Star India CEO happy to keep highlights of Team India's defeats away from the media house's channels
What's the story?
Star India CEO Uday Shankar has hit back at Wasim Akram's reported opinion on how the Men in Blue are projected as an invincible unit on various channels under the Star group in India. In an interview to the Indian Express, he responded with the typical question-for-a-question when asked to comment on the Pakistani legend's statement.
"So is Wasim Akram saying I should show the Indian fans matches where their team lost badly?"
Answering the second part of the question in a similar fashion, Shankar said that all the bi-lateral series adverts, or ad-series like 'mauka-mauka', have a nationalistic tinge to them because that's how the norm is worldwide.
"What is the context of a bilateral match? We call it the national team. When two nations take on each other, where else will the national sentiment come? It happens in every country. When England and Australia play the Ashes, exactly the same thing happens. Why do we get touchy about it?"

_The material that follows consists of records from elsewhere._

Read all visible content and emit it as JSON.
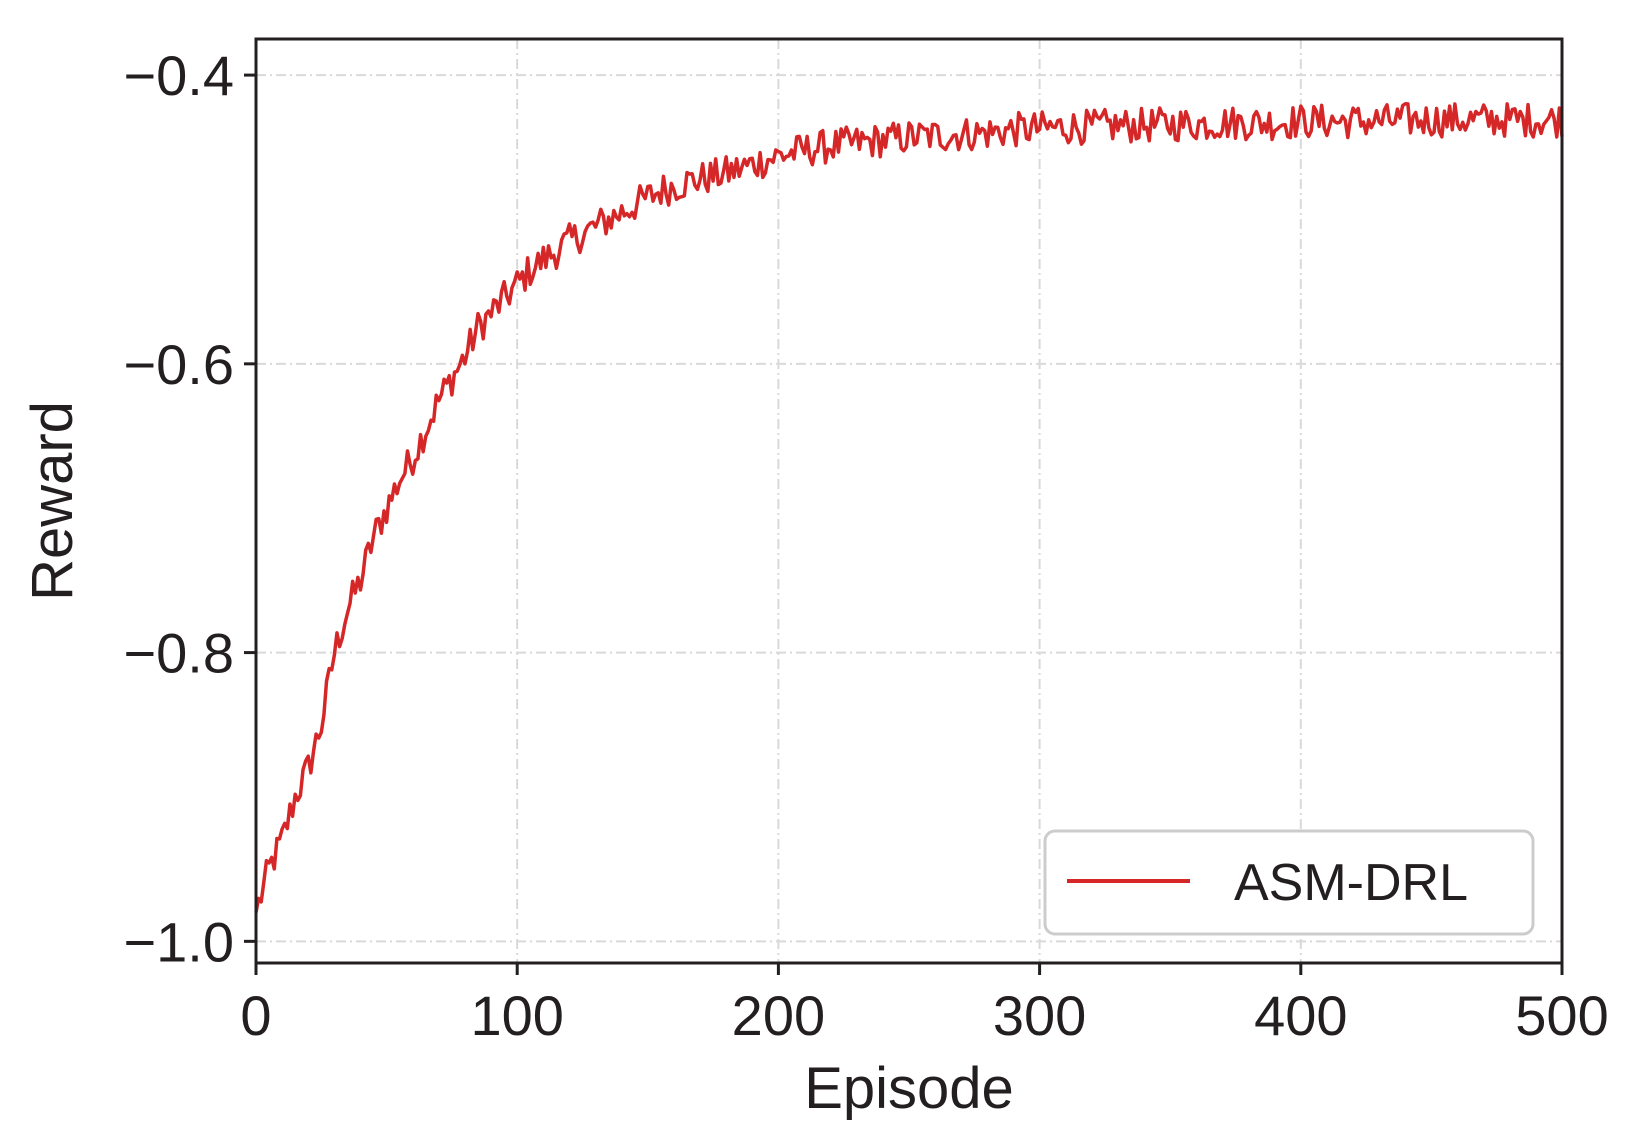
{
  "chart_data": {
    "type": "line",
    "title": "",
    "xlabel": "Episode",
    "ylabel": "Reward",
    "xlim": [
      0,
      500
    ],
    "ylim": [
      -1.015,
      -0.375
    ],
    "xticks": [
      0,
      100,
      200,
      300,
      400,
      500
    ],
    "xtick_labels": [
      "0",
      "100",
      "200",
      "300",
      "400",
      "500"
    ],
    "yticks": [
      -1.0,
      -0.8,
      -0.6,
      -0.4
    ],
    "ytick_labels": [
      "−1.0",
      "−0.8",
      "−0.6",
      "−0.4"
    ],
    "grid": true,
    "legend_position": "lower-right",
    "series": [
      {
        "name": "ASM-DRL",
        "color": "#d62728",
        "x": [
          0,
          5,
          10,
          15,
          20,
          25,
          30,
          35,
          40,
          45,
          50,
          55,
          60,
          65,
          70,
          75,
          80,
          85,
          90,
          95,
          100,
          105,
          110,
          115,
          120,
          125,
          130,
          135,
          140,
          145,
          150,
          155,
          160,
          165,
          170,
          175,
          180,
          185,
          190,
          195,
          200,
          210,
          220,
          230,
          240,
          250,
          260,
          270,
          280,
          290,
          300,
          310,
          320,
          330,
          340,
          350,
          360,
          370,
          380,
          390,
          400,
          410,
          420,
          430,
          440,
          450,
          460,
          470,
          480,
          490,
          500
        ],
        "values": [
          -0.98,
          -0.95,
          -0.93,
          -0.9,
          -0.88,
          -0.85,
          -0.8,
          -0.77,
          -0.75,
          -0.72,
          -0.7,
          -0.68,
          -0.665,
          -0.645,
          -0.625,
          -0.61,
          -0.595,
          -0.575,
          -0.565,
          -0.555,
          -0.545,
          -0.535,
          -0.528,
          -0.522,
          -0.515,
          -0.51,
          -0.505,
          -0.5,
          -0.495,
          -0.49,
          -0.485,
          -0.48,
          -0.477,
          -0.474,
          -0.472,
          -0.47,
          -0.468,
          -0.465,
          -0.462,
          -0.459,
          -0.456,
          -0.452,
          -0.449,
          -0.447,
          -0.445,
          -0.443,
          -0.442,
          -0.441,
          -0.44,
          -0.438,
          -0.437,
          -0.436,
          -0.436,
          -0.435,
          -0.435,
          -0.434,
          -0.434,
          -0.433,
          -0.433,
          -0.433,
          -0.432,
          -0.432,
          -0.432,
          -0.432,
          -0.431,
          -0.431,
          -0.431,
          -0.431,
          -0.431,
          -0.431,
          -0.431
        ],
        "noise": 0.012
      }
    ]
  }
}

In case you didn't know...
Star India has recently acquired the IPL media rights for the next five years with a bid of Rs 16347.5 crore. And with the auction for BCCI media rights scheduled for next year, it looks likely that Star will go all-in again come 2018.
The heart of the matter
The matter of fact is that during the brief period between two of India's series, all one can catch on the plethora of Star Sports channels on the tele is how the Men in Blue pummelled their upcoming opponents the last time they met. Defending his stance on the same, Shankar was, from a business point of view, right while stating that who would want to lose on TRPs and that they are just serving what the viewers demand.

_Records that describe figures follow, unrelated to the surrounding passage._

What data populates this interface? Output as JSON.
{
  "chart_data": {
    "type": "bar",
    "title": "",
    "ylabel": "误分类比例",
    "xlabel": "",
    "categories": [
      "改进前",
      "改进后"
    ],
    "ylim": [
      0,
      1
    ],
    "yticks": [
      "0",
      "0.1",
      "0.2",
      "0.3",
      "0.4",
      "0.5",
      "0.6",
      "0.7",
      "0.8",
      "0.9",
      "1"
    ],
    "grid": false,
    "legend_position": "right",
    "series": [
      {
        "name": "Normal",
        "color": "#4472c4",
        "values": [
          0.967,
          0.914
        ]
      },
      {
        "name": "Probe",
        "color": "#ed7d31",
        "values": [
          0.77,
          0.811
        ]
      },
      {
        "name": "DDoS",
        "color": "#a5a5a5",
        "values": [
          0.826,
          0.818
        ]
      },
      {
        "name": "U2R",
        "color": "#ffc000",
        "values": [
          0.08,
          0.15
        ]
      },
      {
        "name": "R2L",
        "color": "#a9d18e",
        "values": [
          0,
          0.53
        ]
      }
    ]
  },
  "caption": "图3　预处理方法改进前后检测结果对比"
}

The CEO further stressed that they are not trying to promote any form of animosity with ad-campaigns like mauka-mauka and that the audience is mature enough to understand the message they're trying to give. He opined that the aforementioned campaign brought about a lot of positivity in the relationship between the two groups of fans.

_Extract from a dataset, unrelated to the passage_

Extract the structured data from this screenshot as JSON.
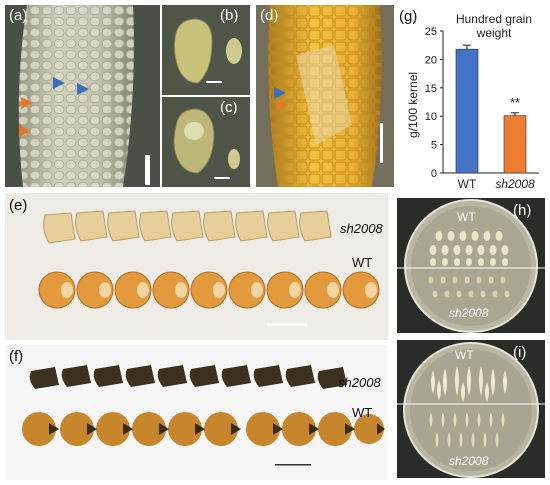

Further expanding on the point, Shankar said that mauka-mauka was a "tongue-in-cheek thing" and there was no intention of "turning it into India-Pakistan war".
While Shankar has the right to stand by his take on what fans want from the media houses, there would be no harm in slotting-in segments of experts analysing the shortcomings of Team India. If not much, it will at least help an average Indian cricket fan learn about his team more than the repetitive telecast of India pounding Australia three years back in the T20 World Cup.
As far as the adverts go, I firmly believe that they are not to be taken seriously as the banter is what adds spice to the proceedings.